3.12.2010

becoming Real.



Read the second sentence from each photo.
Valenteen is my teacher favrit book.

Yes, that is one of my little guys. Try to ignore the spelling and focus on the meaning. "velveteen" was the spelling word.

earlier in the week, i mentioned to my class that The Velveteen Rabbit was my very favorite book of all time. mentioned it just once. it's funny how the students who don't usually listen the first time, heard that. Three quarters of the kids used this idea as their context clue sentence for homework.

This book has a special home in my heart.
The illustrations and lyrical artistic way in which it is written.
without fail, i tear up every time i read it.

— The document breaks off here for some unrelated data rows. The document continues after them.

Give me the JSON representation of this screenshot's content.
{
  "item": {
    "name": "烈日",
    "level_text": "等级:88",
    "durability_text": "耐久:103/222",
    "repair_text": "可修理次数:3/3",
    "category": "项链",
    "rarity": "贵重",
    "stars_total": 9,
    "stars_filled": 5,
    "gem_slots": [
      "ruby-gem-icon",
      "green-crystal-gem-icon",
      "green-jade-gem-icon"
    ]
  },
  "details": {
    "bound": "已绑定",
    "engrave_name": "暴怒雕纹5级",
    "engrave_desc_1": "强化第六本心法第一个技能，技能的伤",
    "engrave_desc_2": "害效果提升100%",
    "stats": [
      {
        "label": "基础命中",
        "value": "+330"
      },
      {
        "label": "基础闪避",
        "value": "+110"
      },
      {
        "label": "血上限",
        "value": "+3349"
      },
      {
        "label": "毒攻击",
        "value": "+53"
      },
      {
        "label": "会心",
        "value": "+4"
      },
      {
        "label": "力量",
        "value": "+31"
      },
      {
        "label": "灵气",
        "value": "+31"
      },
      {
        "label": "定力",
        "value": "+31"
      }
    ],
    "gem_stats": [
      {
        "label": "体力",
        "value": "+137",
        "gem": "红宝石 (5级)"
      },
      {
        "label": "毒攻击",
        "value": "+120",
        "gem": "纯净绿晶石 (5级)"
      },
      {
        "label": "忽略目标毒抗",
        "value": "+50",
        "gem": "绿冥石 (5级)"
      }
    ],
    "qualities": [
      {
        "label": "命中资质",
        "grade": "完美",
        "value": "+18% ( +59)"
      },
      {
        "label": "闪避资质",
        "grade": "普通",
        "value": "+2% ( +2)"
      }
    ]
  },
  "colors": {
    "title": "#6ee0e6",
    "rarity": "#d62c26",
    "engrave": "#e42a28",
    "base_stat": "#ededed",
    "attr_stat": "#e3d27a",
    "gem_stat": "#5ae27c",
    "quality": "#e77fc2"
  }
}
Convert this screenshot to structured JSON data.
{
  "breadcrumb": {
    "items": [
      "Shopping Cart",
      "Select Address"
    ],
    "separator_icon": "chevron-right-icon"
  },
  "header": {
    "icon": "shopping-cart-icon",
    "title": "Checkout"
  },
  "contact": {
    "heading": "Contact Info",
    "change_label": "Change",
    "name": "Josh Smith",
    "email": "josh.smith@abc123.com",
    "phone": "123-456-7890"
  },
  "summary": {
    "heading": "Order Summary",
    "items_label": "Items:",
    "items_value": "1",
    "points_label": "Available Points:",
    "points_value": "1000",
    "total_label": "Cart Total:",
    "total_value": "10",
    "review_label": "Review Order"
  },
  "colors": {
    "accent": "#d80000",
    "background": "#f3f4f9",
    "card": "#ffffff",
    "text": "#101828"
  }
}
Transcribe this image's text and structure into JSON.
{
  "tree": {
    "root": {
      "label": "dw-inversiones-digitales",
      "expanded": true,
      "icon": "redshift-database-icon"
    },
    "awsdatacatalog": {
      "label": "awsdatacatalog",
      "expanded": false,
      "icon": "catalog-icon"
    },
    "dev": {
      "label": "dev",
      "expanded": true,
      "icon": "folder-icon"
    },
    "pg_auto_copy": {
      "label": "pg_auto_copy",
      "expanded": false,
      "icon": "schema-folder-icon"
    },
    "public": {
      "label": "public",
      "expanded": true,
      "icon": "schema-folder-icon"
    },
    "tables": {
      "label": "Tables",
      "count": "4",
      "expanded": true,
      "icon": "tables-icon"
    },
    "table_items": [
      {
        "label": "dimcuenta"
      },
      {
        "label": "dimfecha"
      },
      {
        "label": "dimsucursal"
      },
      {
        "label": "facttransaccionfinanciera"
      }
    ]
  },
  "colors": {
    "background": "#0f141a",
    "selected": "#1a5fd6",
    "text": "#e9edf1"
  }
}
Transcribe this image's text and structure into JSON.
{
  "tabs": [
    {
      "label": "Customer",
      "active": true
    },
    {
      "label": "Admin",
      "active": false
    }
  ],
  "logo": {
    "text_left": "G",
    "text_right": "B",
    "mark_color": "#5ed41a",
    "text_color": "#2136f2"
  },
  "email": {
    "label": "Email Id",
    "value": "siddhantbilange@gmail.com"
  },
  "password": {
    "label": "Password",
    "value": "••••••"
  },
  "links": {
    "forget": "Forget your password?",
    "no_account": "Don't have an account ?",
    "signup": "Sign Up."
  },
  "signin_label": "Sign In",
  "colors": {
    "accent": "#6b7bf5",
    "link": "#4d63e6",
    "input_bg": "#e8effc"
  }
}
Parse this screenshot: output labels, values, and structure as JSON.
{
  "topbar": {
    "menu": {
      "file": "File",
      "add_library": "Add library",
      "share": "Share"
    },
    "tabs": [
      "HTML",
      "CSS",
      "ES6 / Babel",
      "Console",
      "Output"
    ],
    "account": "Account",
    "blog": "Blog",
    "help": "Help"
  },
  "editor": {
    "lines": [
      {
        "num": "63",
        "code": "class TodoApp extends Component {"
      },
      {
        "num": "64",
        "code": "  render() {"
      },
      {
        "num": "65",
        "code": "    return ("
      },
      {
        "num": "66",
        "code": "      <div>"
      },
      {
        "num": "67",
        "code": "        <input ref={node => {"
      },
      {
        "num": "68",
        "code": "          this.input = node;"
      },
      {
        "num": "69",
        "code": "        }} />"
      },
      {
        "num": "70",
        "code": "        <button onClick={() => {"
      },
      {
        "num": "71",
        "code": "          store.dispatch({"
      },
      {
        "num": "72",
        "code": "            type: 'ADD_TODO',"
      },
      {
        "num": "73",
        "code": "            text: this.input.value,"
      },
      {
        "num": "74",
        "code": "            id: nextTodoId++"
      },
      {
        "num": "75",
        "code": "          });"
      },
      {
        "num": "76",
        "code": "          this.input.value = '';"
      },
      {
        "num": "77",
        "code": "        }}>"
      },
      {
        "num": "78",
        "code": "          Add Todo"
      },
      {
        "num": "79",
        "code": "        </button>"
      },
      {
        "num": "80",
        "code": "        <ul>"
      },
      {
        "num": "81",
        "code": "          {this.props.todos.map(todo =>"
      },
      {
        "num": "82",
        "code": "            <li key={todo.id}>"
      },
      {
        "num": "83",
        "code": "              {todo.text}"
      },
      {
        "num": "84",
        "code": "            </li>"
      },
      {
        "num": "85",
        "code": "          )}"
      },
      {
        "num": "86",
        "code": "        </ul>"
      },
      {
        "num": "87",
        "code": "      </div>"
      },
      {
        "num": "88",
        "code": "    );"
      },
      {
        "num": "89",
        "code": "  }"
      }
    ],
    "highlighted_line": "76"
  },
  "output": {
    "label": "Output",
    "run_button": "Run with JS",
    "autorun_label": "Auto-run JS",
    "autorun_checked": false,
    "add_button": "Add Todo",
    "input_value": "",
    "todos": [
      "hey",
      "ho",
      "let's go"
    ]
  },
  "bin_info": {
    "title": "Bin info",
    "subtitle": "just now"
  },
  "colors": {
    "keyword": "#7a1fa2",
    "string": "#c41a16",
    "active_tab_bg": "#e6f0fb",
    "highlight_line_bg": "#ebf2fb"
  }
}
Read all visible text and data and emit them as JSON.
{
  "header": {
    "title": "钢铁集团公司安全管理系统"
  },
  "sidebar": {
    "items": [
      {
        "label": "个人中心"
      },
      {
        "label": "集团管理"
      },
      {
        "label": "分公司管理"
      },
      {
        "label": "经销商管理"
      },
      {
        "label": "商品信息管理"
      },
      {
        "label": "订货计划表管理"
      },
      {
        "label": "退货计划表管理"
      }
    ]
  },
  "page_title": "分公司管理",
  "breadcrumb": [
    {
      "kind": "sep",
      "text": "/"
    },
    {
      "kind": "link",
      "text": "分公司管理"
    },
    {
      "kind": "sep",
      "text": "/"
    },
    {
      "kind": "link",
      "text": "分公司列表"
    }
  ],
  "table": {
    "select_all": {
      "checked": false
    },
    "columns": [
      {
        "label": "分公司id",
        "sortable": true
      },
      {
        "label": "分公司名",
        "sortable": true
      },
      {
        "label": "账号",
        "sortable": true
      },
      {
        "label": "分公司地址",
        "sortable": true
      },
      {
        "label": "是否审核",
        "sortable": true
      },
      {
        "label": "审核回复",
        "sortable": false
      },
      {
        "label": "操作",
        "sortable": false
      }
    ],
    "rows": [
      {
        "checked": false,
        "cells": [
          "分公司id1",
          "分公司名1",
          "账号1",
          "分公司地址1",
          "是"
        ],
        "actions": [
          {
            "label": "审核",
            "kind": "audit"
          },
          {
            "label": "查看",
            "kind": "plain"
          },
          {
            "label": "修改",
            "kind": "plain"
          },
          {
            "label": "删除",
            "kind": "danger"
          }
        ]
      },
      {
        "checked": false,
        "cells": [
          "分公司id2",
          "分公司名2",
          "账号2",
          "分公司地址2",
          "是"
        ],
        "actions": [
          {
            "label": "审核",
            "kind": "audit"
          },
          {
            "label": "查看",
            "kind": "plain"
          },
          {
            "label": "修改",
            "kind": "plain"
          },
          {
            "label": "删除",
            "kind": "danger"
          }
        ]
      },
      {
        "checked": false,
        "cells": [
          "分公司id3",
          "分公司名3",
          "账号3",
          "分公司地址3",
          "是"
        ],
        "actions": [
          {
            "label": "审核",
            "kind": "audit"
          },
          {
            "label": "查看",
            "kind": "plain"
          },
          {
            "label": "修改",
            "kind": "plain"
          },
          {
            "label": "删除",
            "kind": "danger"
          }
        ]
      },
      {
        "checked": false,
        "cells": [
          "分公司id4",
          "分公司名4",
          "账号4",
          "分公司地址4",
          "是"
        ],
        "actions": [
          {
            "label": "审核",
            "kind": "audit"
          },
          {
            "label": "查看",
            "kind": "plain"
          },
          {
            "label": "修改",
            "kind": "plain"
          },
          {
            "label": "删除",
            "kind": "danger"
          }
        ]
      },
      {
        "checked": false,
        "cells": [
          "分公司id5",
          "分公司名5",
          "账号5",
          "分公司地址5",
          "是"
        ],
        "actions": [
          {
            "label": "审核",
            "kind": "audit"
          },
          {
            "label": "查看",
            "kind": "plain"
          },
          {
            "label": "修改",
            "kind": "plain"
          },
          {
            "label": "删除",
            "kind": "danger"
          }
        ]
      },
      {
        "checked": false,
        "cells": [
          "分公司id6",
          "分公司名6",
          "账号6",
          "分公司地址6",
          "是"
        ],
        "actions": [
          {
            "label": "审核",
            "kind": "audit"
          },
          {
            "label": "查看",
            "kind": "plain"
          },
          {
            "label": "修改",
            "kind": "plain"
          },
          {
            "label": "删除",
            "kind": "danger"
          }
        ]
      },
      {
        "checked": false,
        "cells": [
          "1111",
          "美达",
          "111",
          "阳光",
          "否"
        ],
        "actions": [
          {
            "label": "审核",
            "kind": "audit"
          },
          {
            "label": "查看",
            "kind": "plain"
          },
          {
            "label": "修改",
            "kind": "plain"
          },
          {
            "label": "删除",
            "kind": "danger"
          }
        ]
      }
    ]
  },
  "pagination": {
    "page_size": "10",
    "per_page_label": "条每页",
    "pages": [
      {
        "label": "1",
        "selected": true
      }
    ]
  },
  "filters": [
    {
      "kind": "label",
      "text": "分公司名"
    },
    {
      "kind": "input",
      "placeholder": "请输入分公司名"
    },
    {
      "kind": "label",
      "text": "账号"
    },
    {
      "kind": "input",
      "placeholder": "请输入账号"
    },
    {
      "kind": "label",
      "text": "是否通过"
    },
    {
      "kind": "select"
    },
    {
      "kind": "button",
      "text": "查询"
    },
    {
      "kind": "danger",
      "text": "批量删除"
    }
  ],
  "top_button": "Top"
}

it seems just a simple story
the tale of how a little boy's love turns a velveteen rabbit into a real animal.

but it's not just a story about silly bunny with worn whiskers and ears.

it's the story of each of us
and how love awakens us.
makes us feel alive.
opens our eyes
and our souls

'Real isn't how you are made," said the Skin Horse. "It's a thing that happens to you. When a child loves you for a long, long time, not just to play with, but really loves you, then you become Real."

"Does it hurt?" asked the Rabbit.
"Sometimes," said the Skin Horse, for he was always truthful. "When you are Real you don't mind being hurt."

"Does it happen all at once, like being wound up," he asked, "or bit by bit?"

"It doesn't happen all at once," said the Skin Horse. "You become. It takes a long time. That's why it doesn't happen to people who break easily, or have sharp edges, or who have to be carefully kept. Generally, by the time you are Real, most of your hair has been loved off, and your eyes drop out and you get loose in the joints and very shabby. But these things don't matter at all, because once you are Real, you can't be ugly, except to the people who don't understand."
..........................

That night, and for many nights after, the Velveteen Rabbit slept in the Boy's bed. At first he found it rather uncomfortable, for the Boy hugged him very tight, and sometimes rolled over on him, and sometimes he pushed him so far under the pillow that the Rabbit could scarcely breathe. And he missed too, those long moonlight hours in the nursery, when all the house was silent, and his talks with the Skin Horse. But very soon he grew to like it, for the Boy used to talk to him, and made nice tunnels for him, under the bedclothes, that he said were like the burrows the real rabbits lived in.. . And when the Boy dropped off to sleep, the Rabbit would snuggle down close under his little warm chin and dream, with the Boy's hands clasped close round him all night long.

And so time went on, and the little Rabbit was very happy - so happy that he never noticed how his beautiful velveteen fur was getting shabbier and shabbier, and his tail coming unsewn, and all the pink rubbed off his nose where the Boy had kissed him.

...................................


Weeks passed and the little Rabbit grew very old and shabby, but the Boy loved him just as much. He loved him so hard that he loved all his whiskers off, and the pink lining to his ears turned grey, and his brown spots faded. He even began to lost his shape, and he scarcely looked like a rabbit any more, except to the Boy. To him he was always beautiful, and that was all that the little Rabbit cared about. He didn't mind how he looked to other people, because the nursery magic had made him Real, and when you are Real shabbiness doesn't matter.